En raison de cette pénibilité, mais aussi de la nécessité de concilier travail et vie de famille (souvent dans le chef de mères seules), les aides ménagères travaillent surtout à temps partiel. “À temps plein, c’est intenable, commente Jacques Rorive. Mais à temps partiel, le salaire est faible et la différence avec les allocations est mince. C’est aussi un frein pour travailler dans le secteur.”
Blanchiment et chômeurs de longue durée
Arnaud Le Grelle pointe aussi une évolution dans la population de travailleuses par rapport à il y a vingt ans, quand le dispositif des titres-services a été lancé. “À cette époque, on a fait du blanchiment de personnes qui étaient habituées à travailler au noir comme aides ménagères.
Aujourd’hui, on a davantage affaire à une population de chômeuses de longue durée ou avec des pathologies médicales. Quand on engage, on commence donc avec des volumes horaires restreints et on augmente progressivement si cela fonctionne. L’alimentation de la demande se fait donc plus lentement, ce qui renforce le phénomène de pénurie.” Pour redorer l’image de la profession, une campagne – “Aide ménager·e, c’est le job qui dit ‘merci’!” – a été lancée l’an dernier. “Des enquêtes menées auprès d’aides ménagères montrent qu’à ce niveau de qualification, c’est là qu’elles ont la meilleure valorisation , souligne Arnaud Le Grelle.
Nous travaillons aussi avec les écoles pour qu’elles orientent leurs élèves vers les particuliers, et pas exclusivement vers le nettoyage industriel.”

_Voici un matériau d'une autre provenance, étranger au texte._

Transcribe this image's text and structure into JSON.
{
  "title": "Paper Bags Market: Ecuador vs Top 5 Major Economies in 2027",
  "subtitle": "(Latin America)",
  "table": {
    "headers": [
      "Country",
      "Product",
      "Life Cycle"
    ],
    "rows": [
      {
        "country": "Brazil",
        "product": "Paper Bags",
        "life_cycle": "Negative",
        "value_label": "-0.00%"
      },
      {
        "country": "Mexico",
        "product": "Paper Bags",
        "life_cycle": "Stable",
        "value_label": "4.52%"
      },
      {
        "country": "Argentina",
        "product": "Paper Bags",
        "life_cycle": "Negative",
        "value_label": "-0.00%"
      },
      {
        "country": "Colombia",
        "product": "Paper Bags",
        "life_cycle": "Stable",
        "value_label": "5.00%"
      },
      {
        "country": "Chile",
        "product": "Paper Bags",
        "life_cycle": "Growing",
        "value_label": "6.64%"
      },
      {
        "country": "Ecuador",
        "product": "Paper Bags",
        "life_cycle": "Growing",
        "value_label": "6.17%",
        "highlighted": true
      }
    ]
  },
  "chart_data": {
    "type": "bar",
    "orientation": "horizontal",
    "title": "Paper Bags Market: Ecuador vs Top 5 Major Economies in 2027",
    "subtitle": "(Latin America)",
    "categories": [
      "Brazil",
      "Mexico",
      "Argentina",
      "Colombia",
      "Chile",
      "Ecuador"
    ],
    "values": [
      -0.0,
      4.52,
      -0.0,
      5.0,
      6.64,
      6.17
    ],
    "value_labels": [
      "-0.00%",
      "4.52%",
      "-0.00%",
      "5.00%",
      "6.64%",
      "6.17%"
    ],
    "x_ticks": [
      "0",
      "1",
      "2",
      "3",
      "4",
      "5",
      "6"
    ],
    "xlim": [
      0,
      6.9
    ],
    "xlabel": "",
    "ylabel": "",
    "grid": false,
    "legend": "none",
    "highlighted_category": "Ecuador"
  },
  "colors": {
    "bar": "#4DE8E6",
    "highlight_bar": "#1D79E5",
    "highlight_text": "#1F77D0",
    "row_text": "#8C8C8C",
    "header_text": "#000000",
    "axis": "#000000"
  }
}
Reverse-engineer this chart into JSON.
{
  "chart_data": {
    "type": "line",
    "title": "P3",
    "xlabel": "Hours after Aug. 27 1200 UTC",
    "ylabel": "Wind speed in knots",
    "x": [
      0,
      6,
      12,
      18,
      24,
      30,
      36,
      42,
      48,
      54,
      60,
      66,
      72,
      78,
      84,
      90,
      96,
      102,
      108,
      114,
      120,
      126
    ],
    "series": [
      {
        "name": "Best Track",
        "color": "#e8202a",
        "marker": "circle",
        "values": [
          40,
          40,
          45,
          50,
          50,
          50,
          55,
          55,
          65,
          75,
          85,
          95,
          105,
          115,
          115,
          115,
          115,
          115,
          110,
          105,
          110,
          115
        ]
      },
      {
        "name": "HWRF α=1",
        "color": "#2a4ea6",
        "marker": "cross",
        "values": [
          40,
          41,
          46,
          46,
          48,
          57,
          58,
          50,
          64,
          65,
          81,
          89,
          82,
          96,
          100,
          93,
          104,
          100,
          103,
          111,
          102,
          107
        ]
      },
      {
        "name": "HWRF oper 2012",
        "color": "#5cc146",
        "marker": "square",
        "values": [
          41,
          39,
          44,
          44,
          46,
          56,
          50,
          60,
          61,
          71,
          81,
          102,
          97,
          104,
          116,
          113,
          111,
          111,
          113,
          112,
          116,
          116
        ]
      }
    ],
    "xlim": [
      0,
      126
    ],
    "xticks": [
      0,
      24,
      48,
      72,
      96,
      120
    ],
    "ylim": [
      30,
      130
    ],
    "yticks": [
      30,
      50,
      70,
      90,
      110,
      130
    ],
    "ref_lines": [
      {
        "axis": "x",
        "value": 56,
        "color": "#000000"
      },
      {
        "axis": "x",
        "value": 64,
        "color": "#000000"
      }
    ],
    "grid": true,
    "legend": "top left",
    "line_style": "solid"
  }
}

Pour Jacques Rorive, la revalorisation du métier est aussi une question budgétaire.
“Le secteur souffre d’un sous-financement, déplore-t-il . La valeur faciale du titre-service (9 ou 10 euros, NdlR) n’a pas changé malgré l’indexation. Donc les Régions paient de plus en plus, alors que c’est le fédéral qui bénéficie des retombées positives (augmentation des cotisations, baisse du chômage). Il faudrait refinancer les titres-services, afin d’augmenter le soutien aux travailleurs, réduire la pénibilité et ainsi améliorer l’image du métier.”
Laurent Gérard
Les entreprises de titres-services pourraient engager immédiatement du personnel. Mais elles ne trouvent pas suffisamment de candidats.